Mai 2023

sommaire

Réalités industrielles

L’industrie automobile française face au défi de la transition écologique

Numéro complet
Ce numéro a été coordonné
par Orianne CHENAIN et son équipe

Introduction

Par Orianne CHENAIN

La France confrontée à un changement structurel d’une filière industrielle

Véhicule du futur : quel impact sur les entreprises et la chaîne de valeur du véhicule ?

Par Carlos TAVARES
Directeur général et directeur exécutif de Stellantis

Depuis cinq ans, l’industrie automobile est entrée dans une transformation brutale, aussi rapide que profonde. Créé il y a deux ans, Stellantis a pour objectif de devenir une tech company de la mobilité durable. Son ambition : préserver la liberté de mouvement des citoyens au travers d’une offre propre, sûre et abordable. Les changements comportementaux montrent que le véhicule du futur doit réenchanter la mobilité que la voiture a permis de créer il y a plus d’un siècle… Il doit se positionner comme une réponse aux attentes des citoyens consommateurs et aux enjeux de mobilité durable. Ainsi, le véhicule du futur doit être considéré dans le cadre plus large de la mobilité de demain, en prenant en compte l’ensemble de la chaîne de valeur. Il doit dépasser la simple approche reposant sur les prestations produits en intégrant les attentes des consommateurs et en se conformant aux réglementations relatives à l’environnement, en particulier celles concernant le réchauffement climatique, pour rester durable et accessible au plus grand nombre.

La Chine, futur acteur dominant de l’industrie automobile mondiale ?

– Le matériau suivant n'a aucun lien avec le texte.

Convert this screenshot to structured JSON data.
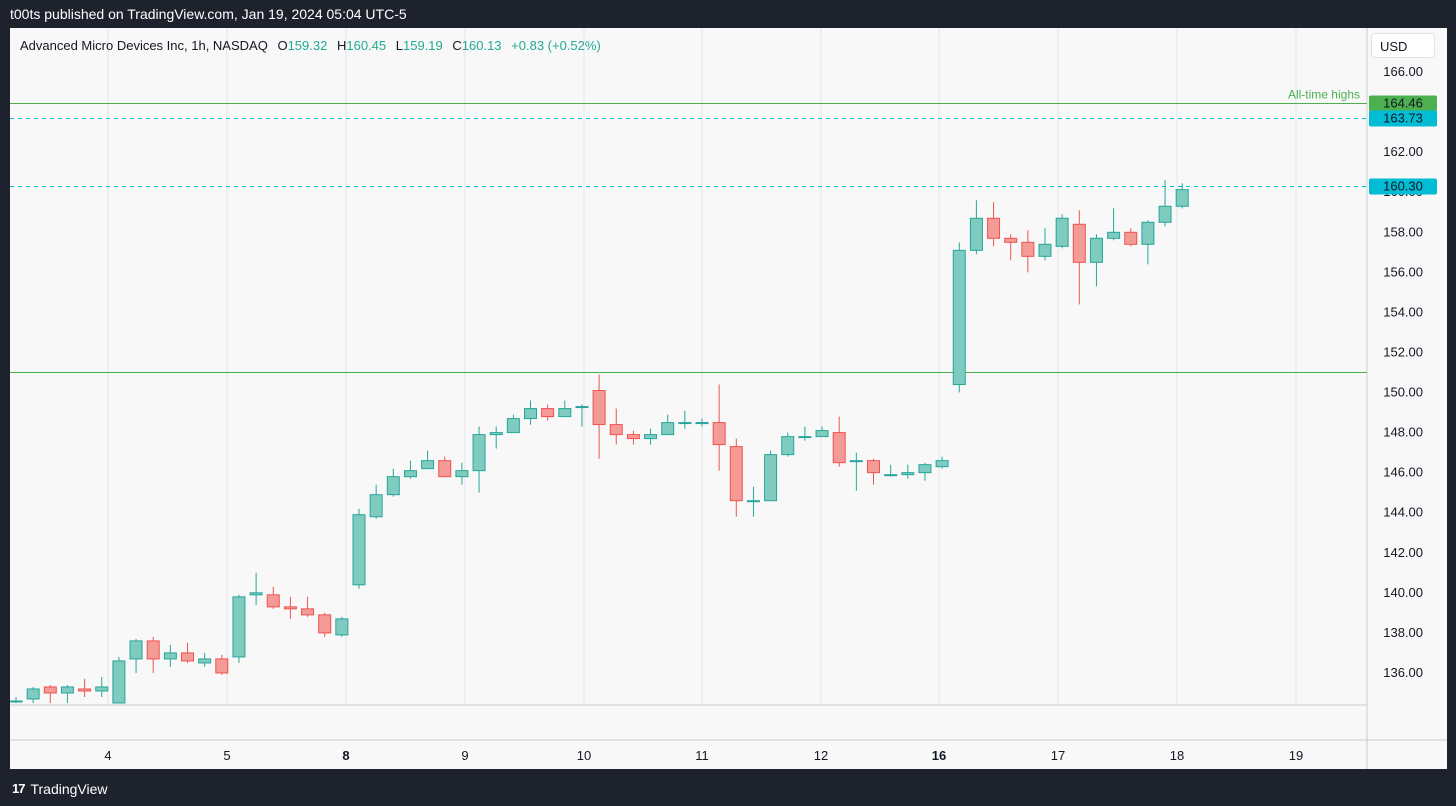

Par Jean-Marc FENET, Marie-Pia LEBRUN et Antoine MOISSON
Service économique régional de l’Ambassade de France à Pékin

En 2022, la Chine est devenue le second exportateur mondial d’automobiles, devançant l’Allemagne. Ce retournement symbolique suscite des interrogations quant à la capacité de la Chine à devenir le futur acteur dominant de l’industrie automobile mondiale. Si la Chine est, depuis 2009, le premier marché et le premier producteur au niveau mondial dans le secteur de l’automobile, elle cherche aujourd’hui à internationaliser son industrie. Elle dispose d’un atout de taille avec ses véhicules à énergies nouvelles (VEN) compétitifs, qui ont été développés au cours de la dernière décennie grâce à une politique industrielle volontariste. Désormais bien implantés sur leur marché intérieur, les constructeurs chinois de VEN s’internationalisent sans rencontrer d’obstacles majeurs et visent à satisfaire des besoins croissants en matière de mobilité décarbonée. Dans le même temps, les constructeurs étrangers peinent à s’imposer sur le marché chinois et subissent une concurrence chinoise accrue sur leurs marchés traditionnels.

L’industrie automobile japonaise à la croisée des chemins

Par Raphaël KELLER
Ministre conseiller en charge des affaires économiques et chef du service économique régional (Japon-Corée) à Tokyo

Le secteur automobile japonais (le troisième au monde par la taille) est pleinement engagé dans la transition énergétique. Pionniers dans l’électrification au tournant du millénaire au travers des véhicules hybrides, les constructeurs japonais ont pourtant pris du retard dans la transformation de leurs gammes. Afin de relever le défi de la neutralité carbone pour 2050, le gouvernement japonais souhaite accélérer la dynamique. Les constructeurs sont au diapason et multiplient les annonces sur les véhicules électriques à batterie et ceux à hydrogène. De nombreux défis persistent pour la décarbonation du secteur, représentant autant d’opportunités de coopération entre la France et le Japon.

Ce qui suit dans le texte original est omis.